Sudah banyak sekali kalangan yang protes keras pelaksanaan program Kartu Prakerja, bahkan menudingnya subsidi perusahaan rintisan marketplace kursus digital. Tetapi tampaknya pemerintah memilih menutup mata dan telinga. Program ini tetap berjalan dengan segala kekurangannya. Anjing menggonggong, tikus-tikus eh kafilah berlalu.
"Ini program bagus, program baru, janji Presiden Jokowi untuk menyiapkan tenaga kerja Indonesia agar skill-nya meningkat. Namun karena outbreak, maka di-divide, ada bantalan sosial yang diberikan cash, namun kita enggak boleh give up dengan sistem pelatihannya," ujar Menteri Keuangan (Menkeu) Sri Mulyani dengan gaya bahasa anak Jaksel.[1]
Hmmm, harusnya ada pula program pelatihan daring khusus untuk para menteri. Materinya Panduan-berbahasa-Indonesia-yang-patut-diteladani. Ah, jangan dianggap serius. Bu Sri sengaja berbicara begitu agar terkesan kekinian, bukan karena beliau tidak pandai berbahasa Indonesia.
Terlepas dari alay a la Jaksel beliau, saya setuju pendapat Bu Sri Mulyani bahwa Kartu Prakerja adalah program bagus.
Sayang, pelaksanaannya saat ini memiliki sekurang-kurangnya lima unsur tidak tepat: tidak tepat kondisi, tidak tepat konten, tidak tepat harga, tidak tepat metode, dan tidak tepat skema.
Kita bahas satu per satu.
Pertama, program Kartu Prakerja itu bagus.
Program Kartu Prakerja disusun dengan dasar asumsi dunia pendidikan kita tidak mampu menghasilkan lulusan yang siap kerja. Karena itu diperlukan pendidikan tambahan berupa aneka kursus spesifik yang mengajarkan pengetahuan dan kemampuan praktik di dunia kerja.
Sangat baik bahwa untuk meningkatkan kapasitas para pencari kerja, pemerintah bersedia menanggung biayanya.
Lebih baik lagi, bantuan pendanaan pemerintah diperuntukan pula bagi peningkatan kapasitas buruh yang sudah bekerja, entah menjadi lebih ahli di bidangnya atau menambah pengetahuan baru.
Dalam program Kartu Prakerja saat ini, pemerintah menanggung biaya peningkatan kapasitas buruh yang kena PHK. Semoga dengan pelatihan-pelatihan semasa ter-PHK, ia bisa segera kembali terserap ke dunia kerja.
Dalam artikel-artikel yang lalu, saya sudah cerita bahwa program Kartu Prakerja ini sudah lazim di negara-negara maju, dikenal sebagai unemployment benefit.

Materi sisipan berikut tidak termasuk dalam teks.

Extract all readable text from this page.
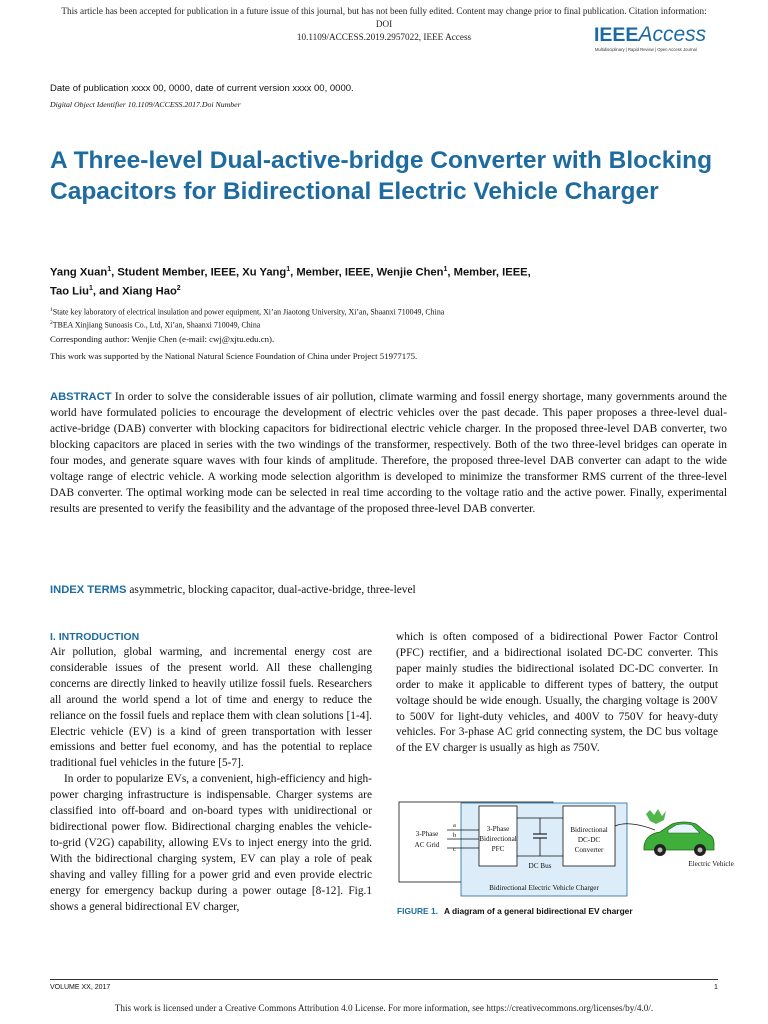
This article has been accepted for publication in a future issue of this journal, but has not been fully edited. Content may change prior to final publication. Citation information: DOI
10.1109/ACCESS.2019.2957022, IEEE Access	IEEEAccess
Multidisciplinary | Rapid Review | Open Access Journal
Date of publication xxxx 00, 0000, date of current version xxxx 00, 0000.
Digital Object Identifier 10.1109/ACCESS.2017.Doi Number
A Three-level Dual-active-bridge Converter with Blocking Capacitors for Bidirectional Electric Vehicle Charger
Yang Xuan$^1$, Student Member, IEEE, Xu Yang$^1$, Member, IEEE, Wenjie Chen$^1$, Member, IEEE,
Tao Liu$^1$, and Xiang Hao$^2$
$^1$State key laboratory of electrical insulation and power equipment, Xi’an Jiaotong University, Xi’an, Shaanxi 710049, China
$^2$TBEA Xinjiang Sunoasis Co., Ltd, Xi’an, Shaanxi 710049, China
Corresponding author: Wenjie Chen (e-mail: cwj@xjtu.edu.cn).
This work was supported by the National Natural Science Foundation of China under Project 51977175.
ABSTRACT In order to solve the considerable issues of air pollution, climate warming and fossil energy shortage, many governments around the world have formulated policies to encourage the development of electric vehicles over the past decade. This paper proposes a three-level dual-active-bridge (DAB) converter with blocking capacitors for bidirectional electric vehicle charger. In the proposed three-level DAB converter, two blocking capacitors are placed in series with the two windings of the transformer, respectively. Both of the two three-level bridges can operate in four modes, and generate square waves with four kinds of amplitude. Therefore, the proposed three-level DAB converter can adapt to the wide voltage range of electric vehicle. A working mode selection algorithm is developed to minimize the transformer RMS current of the three-level DAB converter. The optimal working mode can be selected in real time according to the voltage ratio and the active power. Finally, experimental results are presented to verify the feasibility and the advantage of the proposed three-level DAB converter.
INDEX TERMS asymmetric, blocking capacitor, dual-active-bridge, three-level
I. INTRODUCTION

Air pollution, global warming, and incremental energy cost are considerable issues of the present world. All these challenging concerns are directly linked to heavily utilize fossil fuels. Researchers all around the world spend a lot of time and energy to reduce the reliance on the fossil fuels and replace them with clean solutions [1-4]. Electric vehicle (EV) is a kind of green transportation with lesser emissions and better fuel economy, and has the potential to replace traditional fuel vehicles in the future [5-7].

In order to popularize EVs, a convenient, high-efficiency and high-power charging infrastructure is indispensable. Charger systems are classified into off-board and on-board types with unidirectional or bidirectional power flow. Bidirectional charging enables the vehicle-to-grid (V2G) capability, allowing EVs to inject energy into the grid. With the bidirectional charging system, EV can play a role of peak shaving and valley filling for a power grid and even provide electric energy for emergency backup during a power outage [8-12]. Fig.1 shows a general bidirectional EV charger,

which is often composed of a bidirectional Power Factor Control (PFC) rectifier, and a bidirectional isolated DC-DC converter. This paper mainly studies the bidirectional isolated DC-DC converter. In order to make it applicable to different types of battery, the output voltage should be wide enough. Usually, the charging voltage is 200V to 500V for light-duty vehicles, and 400V to 750V for heavy-duty vehicles. For 3-phase AC grid connecting system, the DC bus voltage of the EV charger is usually as high as 750V.

3-Phase
AC Grid
a
b
c
3-Phase
Bidirectional
PFC
DC Bus
Bidirectional
DC-DC
Converter
Electric Vehicle
Bidirectional Electric Vehicle Charger
FIGURE 1. A diagram of a general bidirectional EV charger
VOLUME XX, 2017	1
This work is licensed under a Creative Commons Attribution 4.0 License. For more information, see https://creativecommons.org/licenses/by/4.0/.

Bedanya, unemployment benefit di negara maju diurus dengan benar, tidak ugal-ugalan seperti praktik di negeri kita saat ini (akan kita jelaskan nanti).
Unemployment benefit adalah pengembangan bentuk jaring pengaman sosial yang dipadukan dengan peningkatan kapasitas tenaga kerja. Selain membantu korban ter-PHK (jaring pengaman sosial), negara juga membantu perusahaan-perusahaan, mengambil alih beban biaya pelatihan karyawan mereka menjadi tanggungjawab pemerintah.

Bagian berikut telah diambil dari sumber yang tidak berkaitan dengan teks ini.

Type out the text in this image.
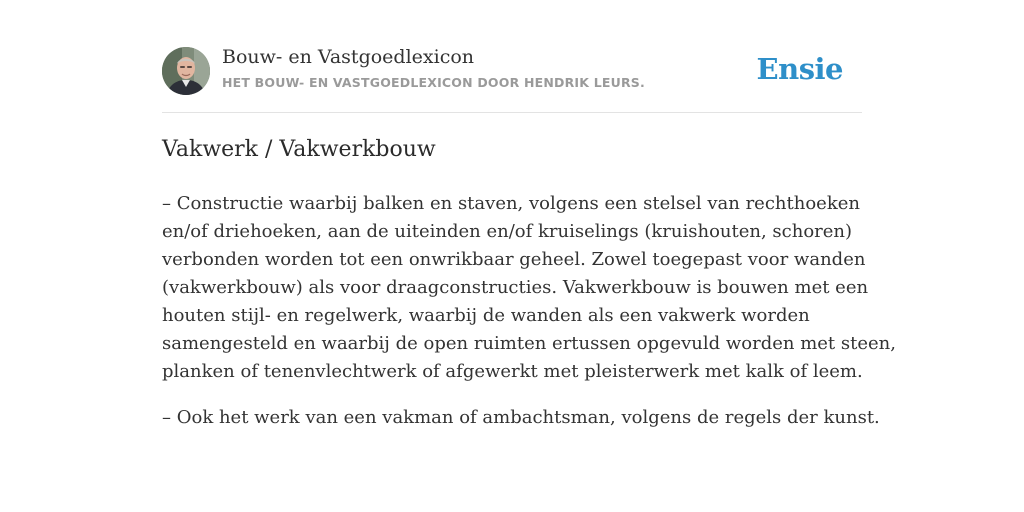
Bouw- en Vastgoedlexicon
HET BOUW- EN VASTGOEDLEXICON DOOR HENDRIK LEURS.	Ensie
Vakwerk / Vakwerkbouw

– Constructie waarbij balken en staven, volgens een stelsel van rechthoeken
en/of driehoeken, aan de uiteinden en/of kruiselings (kruishouten, schoren)
verbonden worden tot een onwrikbaar geheel. Zowel toegepast voor wanden
(vakwerkbouw) als voor draagconstructies. Vakwerkbouw is bouwen met een
houten stijl- en regelwerk, waarbij de wanden als een vakwerk worden
samengesteld en waarbij de open ruimten ertussen opgevuld worden met steen,
planken of tenenvlechtwerk of afgewerkt met pleisterwerk met kalk of leem.

– Ook het werk van een vakman of ambachtsman, volgens de regels der kunst.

Karena mengharuskan penerima bantuan jaring pengaman sosial mengikuti kursus pengembangan kapasitas, kartu Prakerja atau unemployment benefit tergolong bansos yang konditional, berbeda dengan UBI yang sebentar lagi akan jadi tren dunia pascapemberlakuan di Spanyol.
Baca artikel beberapa hari lalu, “Bikin Cemburu, Spanyol Terapkan UBI, Akankah Indonesia Juga?“
Idealnya, dengan program Kartu Prakerja, para pengganguran, baik yang sama sekali belum mendapat pekerjaan maupun yang di-PHK.

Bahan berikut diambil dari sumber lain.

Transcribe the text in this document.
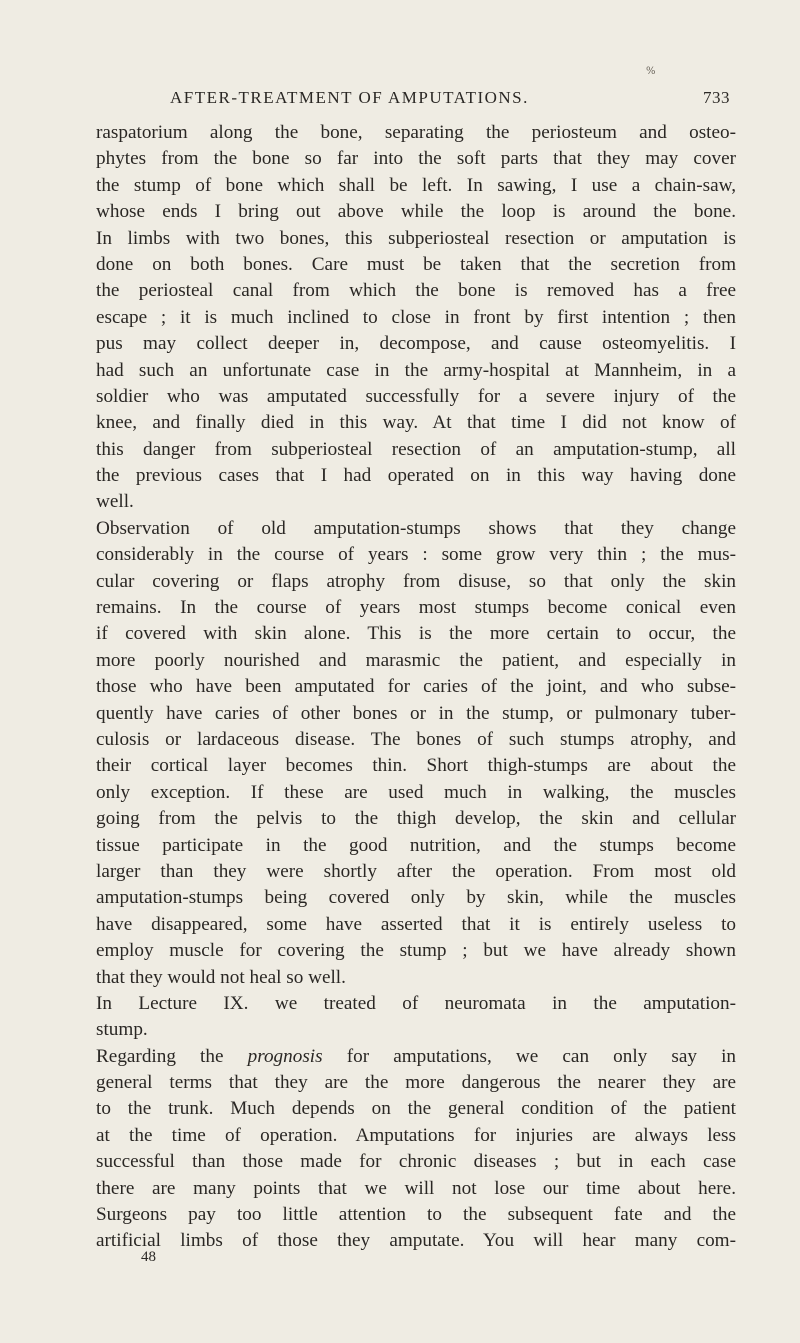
%
AFTER-TREATMENT OF AMPUTATIONS.	733
raspatorium along the bone, separating the periosteum and osteo-
phytes from the bone so far into the soft parts that they may cover
the stump of bone which shall be left. In sawing, I use a chain-saw,
whose ends I bring out above while the loop is around the bone.
In limbs with two bones, this subperiosteal resection or amputation is
done on both bones. Care must be taken that the secretion from
the periosteal canal from which the bone is removed has a free
escape ; it is much inclined to close in front by first intention ; then
pus may collect deeper in, decompose, and cause osteomyelitis. I
had such an unfortunate case in the army-hospital at Mannheim, in a
soldier who was amputated successfully for a severe injury of the
knee, and finally died in this way. At that time I did not know of
this danger from subperiosteal resection of an amputation-stump, all
the previous cases that I had operated on in this way having done
well.
Observation of old amputation-stumps shows that they change
considerably in the course of years : some grow very thin ; the mus-
cular covering or flaps atrophy from disuse, so that only the skin
remains. In the course of years most stumps become conical even
if covered with skin alone. This is the more certain to occur, the
more poorly nourished and marasmic the patient, and especially in
those who have been amputated for caries of the joint, and who subse-
quently have caries of other bones or in the stump, or pulmonary tuber-
culosis or lardaceous disease. The bones of such stumps atrophy, and
their cortical layer becomes thin. Short thigh-stumps are about the
only exception. If these are used much in walking, the muscles
going from the pelvis to the thigh develop, the skin and cellular
tissue participate in the good nutrition, and the stumps become
larger than they were shortly after the operation. From most old
amputation-stumps being covered only by skin, while the muscles
have disappeared, some have asserted that it is entirely useless to
employ muscle for covering the stump ; but we have already shown
that they would not heal so well.
In Lecture IX. we treated of neuromata in the amputation-
stump.
Regarding the prognosis for amputations, we can only say in
general terms that they are the more dangerous the nearer they are
to the trunk. Much depends on the general condition of the patient
at the time of operation. Amputations for injuries are always less
successful than those made for chronic diseases ; but in each case
there are many points that we will not lose our time about here.
Surgeons pay too little attention to the subsequent fate and the
artificial limbs of those they amputate. You will hear many com-
48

Selain mendapat bantuan dana bagi pemenuhan kebutuhan hidup, juga mendapatkan pengembangan kapasitas berupa keahlian yang dibutuhkan dunia usaha atau keahlian kewirausahaan untuk merintis usaha sendiri.
Sayangnya seperti sudah disinggung, Kartu Prakerja saat ini punya banyak kekurangan.
#1. Pelaksanaan Program Kartu Prakerja tidak tepat kondisi.
Dengan banyaknya buruh kehilangan pekerjaan akibat pandemi Covid-19, prioritas anggaran jaring pengaman sosial seharusnya pada uang jatah hidup (jadup).
Artinya, dibandingkan mengalokasikan dana untuk membiayai kursus, lebih baik sebesar-besarnya anggaran diperuntukkan pemaksimalan coverage bansos, baik dalam jumlah penerima pun besaran dana per kapita.
#2. Pelaksanaan Program Kartu Prakerja tidak tepat metode.
Gara-gara dipaksakan berjalan di tengah pandemi, program Kartu Prakerja diramalkan tidak akan berbuah output yang diharapkan. Demi mematuhi social distancing, kursus-kursus digelar online. Padahal banyak keterampilan yang dibutuhkan buruh harus diajarkan dengan bimbingan secara tatap muka.
Misalnya saya ingin mempelajari kemampuan baru bertukang kayu atau tukang batu. Keahlian seperti ini tentu butuh peralatan yang tidak bisa saya sediakan sendiri, dan harus learn by doing di bawah bimbingan mentor profesional. Jadi tidak bisa hanya dengan memelototi layar komputer atau henpon.
#3. Pelaksanaan Program Kartu Prakerja tidak tepat konten.
Perlu diakui, banyak materi kursus yang ditawarkan platform-platform mitra program Kartu Prakerja berguna bagi pengembangan kapasitas buruh dan calon pekerja mandiri. terima kasih kepada para profesional yang telah menyusun dan para pengusaha makelar jasa yang sudah mewadahi dalam platform mereka.
Tetapi ada pula paket yang tidak berkualitas bahkan susah membayangkan hubungannya dengan pengembangan kapasitas. Paket-paket aneh tersebut tidak seharusnya didagangkan kepada peserta program Kartu Prakerja yang duitnya berasal dari APBN.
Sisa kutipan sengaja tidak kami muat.